Draft boxes (Jockey boxes) are portable dispensing systems used to cool beer as it travels inline from the keg to the faucet. The
Draft Jockey Box includes a Rubbermaid insulated cooler, a 50′ x 3/8″ stainless steel coil, faucet, shank and beer line clamps.
A favorite innovation in our draft box design is that we use larger 3/8″ OD stainless steel tubing, which has two advantages over designs offered by other companies:
1) It cools a greater volume of beer, and cools it faster. The coil will hold approximately 33 oz of beer at a time.

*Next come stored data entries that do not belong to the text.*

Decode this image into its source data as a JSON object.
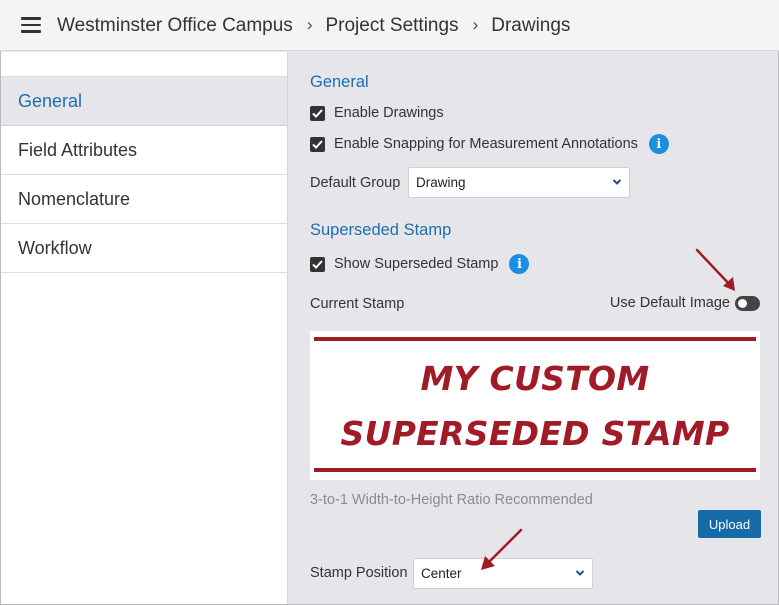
{
  "header": {
    "breadcrumb": [
      "Westminster Office Campus",
      "Project Settings",
      "Drawings"
    ]
  },
  "sidebar": {
    "items": [
      {
        "label": "General",
        "active": true
      },
      {
        "label": "Field Attributes",
        "active": false
      },
      {
        "label": "Nomenclature",
        "active": false
      },
      {
        "label": "Workflow",
        "active": false
      }
    ]
  },
  "general": {
    "title": "General",
    "enable_drawings": {
      "label": "Enable Drawings",
      "checked": true
    },
    "enable_snapping": {
      "label": "Enable Snapping for Measurement Annotations",
      "checked": true
    },
    "default_group": {
      "label": "Default Group",
      "value": "Drawing"
    }
  },
  "superseded": {
    "title": "Superseded Stamp",
    "show_stamp": {
      "label": "Show Superseded Stamp",
      "checked": true
    },
    "current_stamp_label": "Current Stamp",
    "use_default_label": "Use Default Image",
    "use_default_on": false,
    "stamp_line1": "MY CUSTOM",
    "stamp_line2": "SUPERSEDED STAMP",
    "ratio_hint": "3-to-1 Width-to-Height Ratio Recommended",
    "upload_label": "Upload",
    "position": {
      "label": "Stamp Position",
      "value": "Center"
    }
  },
  "colors": {
    "accent": "#1b6fb0",
    "stamp_red": "#a01b26",
    "info_blue": "#1c8ee0",
    "annotation_arrow": "#a01b26"
  },
  "icons": {
    "menu": "hamburger-menu-icon",
    "info": "info-icon",
    "check": "checkmark-icon",
    "chevron": "chevron-down-icon"
  }
}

2) The larger diameter line offers less resistance, which lets you push the beer with less CO2 pressure. Our boxes require about 10-15 psi from the CO2 tank to push the beer from the keg to the faucet (same pressure you use to dispense at home). Because the vast majority of beer lovers opt to keep their beer cool at all times to protect flavor (especially a homebrewer who is going to retap the same kegs at home!) and reduce foaming issues, most people opt to also ice the keg. The low applied pressure of 10-15 psi means that if you leave the system hooked up overnight, the beer will not over carbonate. If you do not plan on keeping the keg cold, which is perfectly fine, our system still works great because you can disconnect the line (if left for days) to keep the beer from losing carbonation.

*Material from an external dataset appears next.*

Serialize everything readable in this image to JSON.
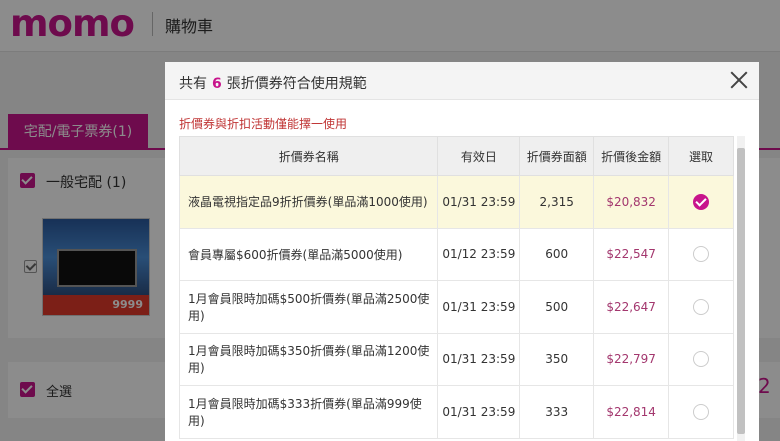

We do not use shanks on the back side of our boxes. We drill holes slightly smaller than the line size so that a tight seal is created but you can still pull the line in when not in use, without having a wrench on hand. This makes storage and transport extremely easy. You will appreciate not having lines flopping everywhere.
You will need to purchase the appropriate tap for your needs, be it commercial or homebrew quick disconnects. You will also need a CO2 system, comprised of a CO2 tank and regulator.
Tips For Best Results:
- It is much more likely for a beer left at a high psi to overcarbonate (become foamy) than a beer left at a low psi to lose carbonation. The reason is that gas will always keep coming from the regulator until the gas/beer pressure have reached an equilibrium, so over time the high psi setting becomes the pressure in the beer. However, for a beer to lose carbonation it has to come out of solution into the headspace in the keg. Because the headspace is limited, only so much CO2 can come out, and the keg pressure will not drop all the way down to the lower regulator pressure on its own. This is the reason that if you have overcarbonated a beer you have to repeatedly vent the keg, reducing the pressure in the headspace to 0, and allowing more gas to escape from the beer.
- For the best performance when using a draft box, tests have shown that ice water is actually the most effective at cooling the coils. So, as the ice melts, DO NOT OPEN THE VALVE ON THE COOLER. Draft boxes with Cooling Plates (stainless coil embedded in aluminum) are designed to work with the valve open, ours is not.